Nine post office burglaries in seven months: Are they the work of the same suspect?
The overnight burglaries of two post offices in Butte County last September were not exactly whodunits, court documents say.
Video from the scene of the first one on Sept. 11 in Bangor shows a car parked outside bearing the license plate of a sedan registered to the suspect, according to court files. Video from inside the building shows a man whose face matches the suspect’s driver’s license photo, as well as distinctive tattoos on both his legs, the files say.
Evidence from the second burglary the next night in Stirling City includes blood left behind on locked drawers that had been pried open, blood that matches the DNA of the suspect, court files say.
Now, postal inspectors are looking at seven other post office break-ins in recent months to see if they are linked to their suspect: Jeremy Anthony Elguez, a 32-year-old Chico man currently being held in the Sacramento County Main Jail without bail.
Elguez, who was booked into the jail Saturday, was charged in a federal criminal complaint with burglary of a post office in connection with the Bangor and Stirling City break-ins in Butte County.

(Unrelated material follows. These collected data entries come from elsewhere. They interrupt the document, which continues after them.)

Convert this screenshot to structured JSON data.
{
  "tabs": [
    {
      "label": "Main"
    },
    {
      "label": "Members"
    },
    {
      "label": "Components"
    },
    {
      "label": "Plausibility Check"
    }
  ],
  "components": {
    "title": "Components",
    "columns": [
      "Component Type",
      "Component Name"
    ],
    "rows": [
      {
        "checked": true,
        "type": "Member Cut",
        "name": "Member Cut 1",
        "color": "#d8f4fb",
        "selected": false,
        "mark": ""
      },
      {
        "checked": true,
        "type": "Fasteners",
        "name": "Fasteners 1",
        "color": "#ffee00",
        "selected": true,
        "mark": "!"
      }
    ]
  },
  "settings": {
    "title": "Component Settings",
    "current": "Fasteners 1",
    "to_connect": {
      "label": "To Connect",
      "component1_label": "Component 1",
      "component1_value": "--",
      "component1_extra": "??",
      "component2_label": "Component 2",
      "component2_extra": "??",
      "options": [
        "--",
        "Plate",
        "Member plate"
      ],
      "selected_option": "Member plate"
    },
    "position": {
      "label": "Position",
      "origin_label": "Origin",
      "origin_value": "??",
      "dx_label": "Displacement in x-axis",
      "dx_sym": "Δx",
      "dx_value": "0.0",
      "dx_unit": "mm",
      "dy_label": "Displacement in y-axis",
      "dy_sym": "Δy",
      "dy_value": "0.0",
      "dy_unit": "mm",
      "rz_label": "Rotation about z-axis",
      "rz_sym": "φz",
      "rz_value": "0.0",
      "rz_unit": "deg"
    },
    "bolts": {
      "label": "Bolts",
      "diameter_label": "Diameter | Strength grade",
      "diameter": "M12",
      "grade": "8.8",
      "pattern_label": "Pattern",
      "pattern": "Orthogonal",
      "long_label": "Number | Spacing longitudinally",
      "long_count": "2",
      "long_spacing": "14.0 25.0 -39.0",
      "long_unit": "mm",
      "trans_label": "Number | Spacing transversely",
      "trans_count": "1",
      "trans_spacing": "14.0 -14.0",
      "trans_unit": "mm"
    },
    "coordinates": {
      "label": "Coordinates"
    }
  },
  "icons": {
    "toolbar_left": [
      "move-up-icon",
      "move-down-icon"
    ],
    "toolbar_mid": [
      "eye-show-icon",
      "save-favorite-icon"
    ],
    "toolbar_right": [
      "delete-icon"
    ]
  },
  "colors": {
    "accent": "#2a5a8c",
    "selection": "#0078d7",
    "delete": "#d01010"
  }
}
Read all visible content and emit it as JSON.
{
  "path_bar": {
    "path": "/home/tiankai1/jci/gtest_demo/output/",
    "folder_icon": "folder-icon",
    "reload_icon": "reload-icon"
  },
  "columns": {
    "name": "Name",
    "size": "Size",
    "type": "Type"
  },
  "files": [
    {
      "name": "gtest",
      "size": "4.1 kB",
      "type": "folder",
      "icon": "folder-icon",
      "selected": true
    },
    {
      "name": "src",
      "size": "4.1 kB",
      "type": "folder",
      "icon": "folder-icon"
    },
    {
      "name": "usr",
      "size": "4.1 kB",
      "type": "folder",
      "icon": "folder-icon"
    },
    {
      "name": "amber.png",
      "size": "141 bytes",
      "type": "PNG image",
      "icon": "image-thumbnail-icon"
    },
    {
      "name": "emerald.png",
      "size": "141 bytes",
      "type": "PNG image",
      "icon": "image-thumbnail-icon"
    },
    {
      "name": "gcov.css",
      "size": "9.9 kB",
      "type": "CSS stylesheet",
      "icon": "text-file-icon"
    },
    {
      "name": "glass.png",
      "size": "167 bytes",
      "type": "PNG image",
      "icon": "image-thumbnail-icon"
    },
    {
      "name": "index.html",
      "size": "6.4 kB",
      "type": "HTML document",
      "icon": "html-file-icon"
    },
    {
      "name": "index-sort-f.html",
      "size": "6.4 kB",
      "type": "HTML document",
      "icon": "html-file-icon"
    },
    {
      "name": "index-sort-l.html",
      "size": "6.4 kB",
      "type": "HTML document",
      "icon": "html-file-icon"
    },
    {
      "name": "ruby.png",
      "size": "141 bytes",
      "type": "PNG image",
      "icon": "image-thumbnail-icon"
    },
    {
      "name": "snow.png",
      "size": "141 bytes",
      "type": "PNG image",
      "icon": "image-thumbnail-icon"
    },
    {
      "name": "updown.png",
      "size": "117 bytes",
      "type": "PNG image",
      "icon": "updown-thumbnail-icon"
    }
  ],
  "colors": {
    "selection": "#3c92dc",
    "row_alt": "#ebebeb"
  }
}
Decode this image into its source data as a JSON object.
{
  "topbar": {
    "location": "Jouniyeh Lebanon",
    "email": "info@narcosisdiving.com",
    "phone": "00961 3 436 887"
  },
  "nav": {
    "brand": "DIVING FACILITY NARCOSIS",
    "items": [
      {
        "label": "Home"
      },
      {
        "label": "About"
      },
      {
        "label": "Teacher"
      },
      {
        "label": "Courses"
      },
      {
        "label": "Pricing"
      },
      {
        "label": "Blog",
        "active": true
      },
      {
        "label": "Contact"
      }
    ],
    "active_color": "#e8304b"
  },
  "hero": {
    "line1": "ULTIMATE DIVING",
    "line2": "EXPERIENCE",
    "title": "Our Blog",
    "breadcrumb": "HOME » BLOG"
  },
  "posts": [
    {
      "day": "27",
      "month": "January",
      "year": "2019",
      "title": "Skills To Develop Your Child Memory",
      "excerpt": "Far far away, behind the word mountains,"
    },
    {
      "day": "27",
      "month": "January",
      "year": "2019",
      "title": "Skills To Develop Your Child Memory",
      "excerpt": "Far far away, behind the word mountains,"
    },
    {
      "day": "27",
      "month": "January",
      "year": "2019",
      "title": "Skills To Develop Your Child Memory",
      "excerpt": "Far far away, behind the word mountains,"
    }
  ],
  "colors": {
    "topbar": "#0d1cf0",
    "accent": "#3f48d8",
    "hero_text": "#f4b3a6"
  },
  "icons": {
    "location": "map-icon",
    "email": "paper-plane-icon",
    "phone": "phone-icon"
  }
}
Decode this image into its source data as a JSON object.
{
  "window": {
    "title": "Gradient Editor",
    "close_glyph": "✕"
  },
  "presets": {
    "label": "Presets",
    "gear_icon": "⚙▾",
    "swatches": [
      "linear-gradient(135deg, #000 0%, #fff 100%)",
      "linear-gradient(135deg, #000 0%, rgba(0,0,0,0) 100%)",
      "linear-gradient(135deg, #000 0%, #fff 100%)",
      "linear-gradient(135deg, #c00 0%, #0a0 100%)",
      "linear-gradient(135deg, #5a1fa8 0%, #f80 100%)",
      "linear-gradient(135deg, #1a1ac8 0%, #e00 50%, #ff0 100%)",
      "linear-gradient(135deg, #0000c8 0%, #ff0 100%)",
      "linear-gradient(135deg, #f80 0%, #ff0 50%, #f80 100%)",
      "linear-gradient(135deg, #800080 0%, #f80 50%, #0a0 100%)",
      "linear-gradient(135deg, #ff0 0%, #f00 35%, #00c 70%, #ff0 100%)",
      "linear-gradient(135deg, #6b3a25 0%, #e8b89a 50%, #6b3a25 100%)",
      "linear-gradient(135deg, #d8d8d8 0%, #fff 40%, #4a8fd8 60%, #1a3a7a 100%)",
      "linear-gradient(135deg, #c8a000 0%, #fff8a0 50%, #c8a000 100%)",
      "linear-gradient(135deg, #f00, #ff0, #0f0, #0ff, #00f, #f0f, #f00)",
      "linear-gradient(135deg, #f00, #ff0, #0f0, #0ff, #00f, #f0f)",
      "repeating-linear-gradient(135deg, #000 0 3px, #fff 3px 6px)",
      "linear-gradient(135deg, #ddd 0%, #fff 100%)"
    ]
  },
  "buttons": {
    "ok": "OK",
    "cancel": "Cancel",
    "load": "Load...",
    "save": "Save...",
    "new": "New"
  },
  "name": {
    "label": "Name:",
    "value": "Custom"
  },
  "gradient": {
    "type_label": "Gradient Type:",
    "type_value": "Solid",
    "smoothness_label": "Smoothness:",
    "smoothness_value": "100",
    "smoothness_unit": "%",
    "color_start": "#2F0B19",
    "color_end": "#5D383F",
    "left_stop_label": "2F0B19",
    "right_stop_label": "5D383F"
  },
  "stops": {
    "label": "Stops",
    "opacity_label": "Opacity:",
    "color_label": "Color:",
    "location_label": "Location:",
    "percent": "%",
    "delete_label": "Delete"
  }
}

The complaint, which was unsealed in federal court in Sacramento Monday morning, says video from Sept. 11 shows a suspect in gray shorts and a sweat shirt break into the Bangor post office at 3:26 a.m. using a “crow bar like instrument” to pry open a door from the 24-hour lobby.
“The suspect did not wear a mask or gloves,” according to an affidavit by U.S. Postal Inspector Emily Horn, which adds that the video shows the man putting a calculator and credit card machine into his backpack, rummaging through drawers and taking packages and other items.
“When the suspect exited, he dropped pieces of mail and a parcel on the floor,” the affidavit says.
Evidence investigators looked at includes Elguez’s criminal history, which dates back to 2002, and the video of the suspect’s tattoos: one on the lower left leg of a “skeletal type face,” and one on the inside of the lower right leg of “a woman wearing a headdress,” Horn’s affidavit says.
“I reviewed photos of Elguez from Colusa County jail records from 2009, including a photo of a tattoo on the outside of his lower leg of a skeletal type face and a photo of a tattoo on the inside of his right lower leg of a woman wearing a headdress and determined that they were consistent with the tattoos visible in the video surveillance of the Bangor Post Office burglary described above,” Horn wrote. “Based on my experience, tattoos are generally semi-permanent and can remain substantively similar on an individual’s body for several years.”
And then there’s the blood.
The blood samples from the Stirling City burglary - where mail, post office box keys, money orders and other items were taken - were fed into a postal service lab for analysis and on Dec. 20 came back with a match for Elguez’s DNA, court files say.
Horn’s affidavit says officials are looking at seven other “potentially related post office burglaries,” including:
▪ a Jan. 27 break-in at the Oregon House Post Office in Yuba County 16 miles from the Bangor burglary.
▪ a Jan. 31 burglary at the Glenn Post office in Glenn County 50 miles from the Stirling City scene.
▪ Break-ins on Feb. 1 at the Gerber Post Office in Tehama County, on Feb. 2 at the Artois Post Office in Glenn County and on Feb. 28 at the Cassel Post Office in Shasta County.
▪ And an attempted burglary at the Glenn Post Office on March 1 and a break-in that same night at the Butte City Post Office in Glenn County.
Elguez is not charged in any of those incidents, although the affidavit says there is probable cause to believe Elguez also committed post office burglaries other than the two he is charged with, as well as mail theft, identity theft and theft of postal property.